Currently with the rising interest rate market, we have launched a very competitive 10/6 ARM product. As the initial low rate is fixed for 10 years, it offers a relief of repayment pressure on borrowers for a considerable period. For example, 10/6 Arm rate is generally 0.75 lower than conventional 30-year fixed rate which will save you thousands or tens of thousands over the years. For example, with a loan amount of 375,000, if the 30-year fixed interest rate is 6.0, the total monthly principal and interest is $2248. If you use the 10/6 adjustable interest rate of 5.25, the total monthly principal and interest for the 1st 10 years is $2071. It is a saving of $177 per month and a total of $21,240 over 10 years. (See rates assumption)
What are the pros and cons of ARM?
Adjustable-rate mortgages have a lower starting interest rate
Lower interest rates make a loan seem more attractive. After all, interest is the cost of borrowing. If you can keep this cost down, you won't have to send as much of your hard-earned money to the lender.
You may be able to qualify for an adjustable-rate loan more easily
Lenders consider your debt-to-income ratio when deciding on loan approval. That's your monthly payments relative to monthly income. When choosing ARM, with lower monthly payment, you may qualify for a larger loan size.
Your payments could decrease
If interest rates fall and drive down the index against which your ARM is benchmarked, your monthly payment could drop.
Adjustable-rate mortgages can be risky
The problem is, the ARM is adjustable. After the initial fixed period, If interest rates rise, your payments will increase after the adjustable period begins; some borrowers might have trouble making the larger payments.
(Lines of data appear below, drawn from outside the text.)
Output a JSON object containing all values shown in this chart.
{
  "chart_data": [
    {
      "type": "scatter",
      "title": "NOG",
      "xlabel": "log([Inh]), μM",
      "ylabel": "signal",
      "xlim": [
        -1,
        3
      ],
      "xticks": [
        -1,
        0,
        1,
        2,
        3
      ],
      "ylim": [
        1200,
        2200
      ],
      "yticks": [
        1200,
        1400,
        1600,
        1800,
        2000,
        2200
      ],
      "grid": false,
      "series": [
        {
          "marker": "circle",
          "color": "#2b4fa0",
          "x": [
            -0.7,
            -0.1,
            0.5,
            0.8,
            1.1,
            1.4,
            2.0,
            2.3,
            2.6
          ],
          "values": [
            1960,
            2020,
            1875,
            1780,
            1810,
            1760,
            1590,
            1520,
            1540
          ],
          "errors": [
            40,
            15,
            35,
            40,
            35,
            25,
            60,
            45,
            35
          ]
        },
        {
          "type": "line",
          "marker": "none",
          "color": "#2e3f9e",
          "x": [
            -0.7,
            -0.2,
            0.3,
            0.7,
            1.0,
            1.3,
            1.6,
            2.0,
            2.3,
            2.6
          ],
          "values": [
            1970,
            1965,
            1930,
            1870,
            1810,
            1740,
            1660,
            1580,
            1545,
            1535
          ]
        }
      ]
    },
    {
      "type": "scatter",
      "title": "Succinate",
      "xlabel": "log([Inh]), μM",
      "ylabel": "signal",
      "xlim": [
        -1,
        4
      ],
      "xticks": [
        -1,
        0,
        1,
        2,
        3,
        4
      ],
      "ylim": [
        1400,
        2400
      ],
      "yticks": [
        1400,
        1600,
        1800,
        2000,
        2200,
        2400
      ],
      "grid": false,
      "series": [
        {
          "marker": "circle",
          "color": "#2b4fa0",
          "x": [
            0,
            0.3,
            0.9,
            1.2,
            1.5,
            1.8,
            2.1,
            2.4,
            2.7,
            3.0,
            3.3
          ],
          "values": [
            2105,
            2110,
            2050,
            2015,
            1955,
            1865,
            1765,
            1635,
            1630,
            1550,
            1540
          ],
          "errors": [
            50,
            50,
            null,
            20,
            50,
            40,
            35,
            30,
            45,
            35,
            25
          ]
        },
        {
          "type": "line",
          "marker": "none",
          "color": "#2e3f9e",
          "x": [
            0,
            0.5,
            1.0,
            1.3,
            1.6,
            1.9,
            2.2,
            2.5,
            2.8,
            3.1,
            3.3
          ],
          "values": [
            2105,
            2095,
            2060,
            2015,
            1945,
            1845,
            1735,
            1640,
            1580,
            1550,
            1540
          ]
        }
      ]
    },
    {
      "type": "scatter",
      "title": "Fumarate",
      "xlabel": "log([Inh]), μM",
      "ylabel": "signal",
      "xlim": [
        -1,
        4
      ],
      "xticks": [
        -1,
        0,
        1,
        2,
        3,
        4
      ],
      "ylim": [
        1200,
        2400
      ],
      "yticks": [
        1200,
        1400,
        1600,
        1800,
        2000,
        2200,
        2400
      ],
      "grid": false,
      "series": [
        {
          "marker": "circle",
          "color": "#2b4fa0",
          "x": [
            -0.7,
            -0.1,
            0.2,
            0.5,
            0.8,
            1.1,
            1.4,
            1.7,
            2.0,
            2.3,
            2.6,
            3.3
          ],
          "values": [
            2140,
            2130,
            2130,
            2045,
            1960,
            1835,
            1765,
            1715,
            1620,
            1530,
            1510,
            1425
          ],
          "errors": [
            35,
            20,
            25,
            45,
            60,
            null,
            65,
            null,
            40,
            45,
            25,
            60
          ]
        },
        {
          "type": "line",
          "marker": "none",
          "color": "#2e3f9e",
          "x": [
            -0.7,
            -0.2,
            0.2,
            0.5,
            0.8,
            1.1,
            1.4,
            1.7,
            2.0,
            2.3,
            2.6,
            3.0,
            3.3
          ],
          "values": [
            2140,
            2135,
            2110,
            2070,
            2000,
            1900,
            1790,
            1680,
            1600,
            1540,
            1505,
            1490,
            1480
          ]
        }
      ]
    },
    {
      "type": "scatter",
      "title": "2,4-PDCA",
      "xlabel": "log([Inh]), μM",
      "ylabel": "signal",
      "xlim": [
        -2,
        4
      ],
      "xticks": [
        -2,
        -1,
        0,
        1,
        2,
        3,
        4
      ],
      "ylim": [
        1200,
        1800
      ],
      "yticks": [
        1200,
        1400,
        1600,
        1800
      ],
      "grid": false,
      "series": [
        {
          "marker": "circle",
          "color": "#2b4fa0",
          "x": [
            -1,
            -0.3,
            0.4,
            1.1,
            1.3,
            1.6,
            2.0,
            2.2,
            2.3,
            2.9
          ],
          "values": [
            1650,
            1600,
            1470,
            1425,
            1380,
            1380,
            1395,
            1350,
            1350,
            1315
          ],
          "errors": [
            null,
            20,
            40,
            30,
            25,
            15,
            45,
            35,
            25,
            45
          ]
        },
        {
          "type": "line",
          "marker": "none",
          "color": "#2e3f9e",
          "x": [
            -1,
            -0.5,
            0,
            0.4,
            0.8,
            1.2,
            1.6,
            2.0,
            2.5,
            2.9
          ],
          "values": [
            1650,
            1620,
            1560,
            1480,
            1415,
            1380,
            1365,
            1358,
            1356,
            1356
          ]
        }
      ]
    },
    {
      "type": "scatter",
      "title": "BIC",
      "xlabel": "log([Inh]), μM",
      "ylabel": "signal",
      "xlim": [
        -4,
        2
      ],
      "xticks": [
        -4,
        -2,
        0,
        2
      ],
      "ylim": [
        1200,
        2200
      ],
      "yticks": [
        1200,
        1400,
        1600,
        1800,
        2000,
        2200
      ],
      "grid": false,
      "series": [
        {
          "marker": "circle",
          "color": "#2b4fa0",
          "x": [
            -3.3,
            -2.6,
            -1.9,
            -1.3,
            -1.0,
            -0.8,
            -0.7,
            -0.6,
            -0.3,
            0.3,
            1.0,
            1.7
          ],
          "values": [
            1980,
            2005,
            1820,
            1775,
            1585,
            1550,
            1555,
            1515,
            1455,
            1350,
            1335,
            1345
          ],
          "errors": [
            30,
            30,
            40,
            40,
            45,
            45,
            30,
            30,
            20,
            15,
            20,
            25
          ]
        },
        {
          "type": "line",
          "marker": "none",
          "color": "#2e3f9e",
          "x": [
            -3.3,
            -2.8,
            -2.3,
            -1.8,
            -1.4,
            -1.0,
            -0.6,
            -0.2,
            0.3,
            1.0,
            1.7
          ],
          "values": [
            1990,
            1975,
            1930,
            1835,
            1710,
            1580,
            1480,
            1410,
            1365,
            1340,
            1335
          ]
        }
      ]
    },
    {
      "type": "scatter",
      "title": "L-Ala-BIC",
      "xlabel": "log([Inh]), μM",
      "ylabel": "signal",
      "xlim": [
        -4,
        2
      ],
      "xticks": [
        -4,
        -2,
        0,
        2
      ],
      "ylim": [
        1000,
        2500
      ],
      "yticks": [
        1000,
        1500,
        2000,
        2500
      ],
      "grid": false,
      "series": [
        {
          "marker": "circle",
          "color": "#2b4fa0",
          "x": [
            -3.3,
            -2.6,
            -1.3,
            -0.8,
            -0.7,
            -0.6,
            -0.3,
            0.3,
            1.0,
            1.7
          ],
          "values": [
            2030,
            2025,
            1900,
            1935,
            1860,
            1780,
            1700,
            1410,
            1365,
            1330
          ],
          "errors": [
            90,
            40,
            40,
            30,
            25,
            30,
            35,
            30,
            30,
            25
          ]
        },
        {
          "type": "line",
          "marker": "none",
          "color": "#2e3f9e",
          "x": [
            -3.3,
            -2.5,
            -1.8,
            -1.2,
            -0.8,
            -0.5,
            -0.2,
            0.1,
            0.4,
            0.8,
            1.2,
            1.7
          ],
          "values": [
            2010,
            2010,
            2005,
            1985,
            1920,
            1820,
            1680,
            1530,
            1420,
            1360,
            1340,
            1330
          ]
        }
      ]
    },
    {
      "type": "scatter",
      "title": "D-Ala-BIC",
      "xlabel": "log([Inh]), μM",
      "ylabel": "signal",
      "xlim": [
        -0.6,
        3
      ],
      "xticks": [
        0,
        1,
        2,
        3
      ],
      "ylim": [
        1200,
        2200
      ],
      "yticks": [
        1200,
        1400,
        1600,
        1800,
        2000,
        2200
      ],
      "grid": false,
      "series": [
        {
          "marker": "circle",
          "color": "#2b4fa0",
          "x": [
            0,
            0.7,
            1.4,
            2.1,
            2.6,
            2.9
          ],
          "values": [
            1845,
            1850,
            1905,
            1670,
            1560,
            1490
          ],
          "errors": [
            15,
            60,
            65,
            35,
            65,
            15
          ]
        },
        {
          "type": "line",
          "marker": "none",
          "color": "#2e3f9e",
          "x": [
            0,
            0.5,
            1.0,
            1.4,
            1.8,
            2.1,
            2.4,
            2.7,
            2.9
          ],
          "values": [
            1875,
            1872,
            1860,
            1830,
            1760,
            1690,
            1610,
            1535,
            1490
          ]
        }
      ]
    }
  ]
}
Things don’t always go as planned
Is an ARM right for you?
Whether an ARM is a good choice depends on your goals and comfort level with unpredictability. If you sell the home or pay off the mortgage before the adjustable rate goes up, you'll save money. But an ARM probably isn't the right option if you plan to settle in for many years and want the certainty of a constant mortgage rate and monthly payment. In that case, a fixed-rate mortgage is the way to go.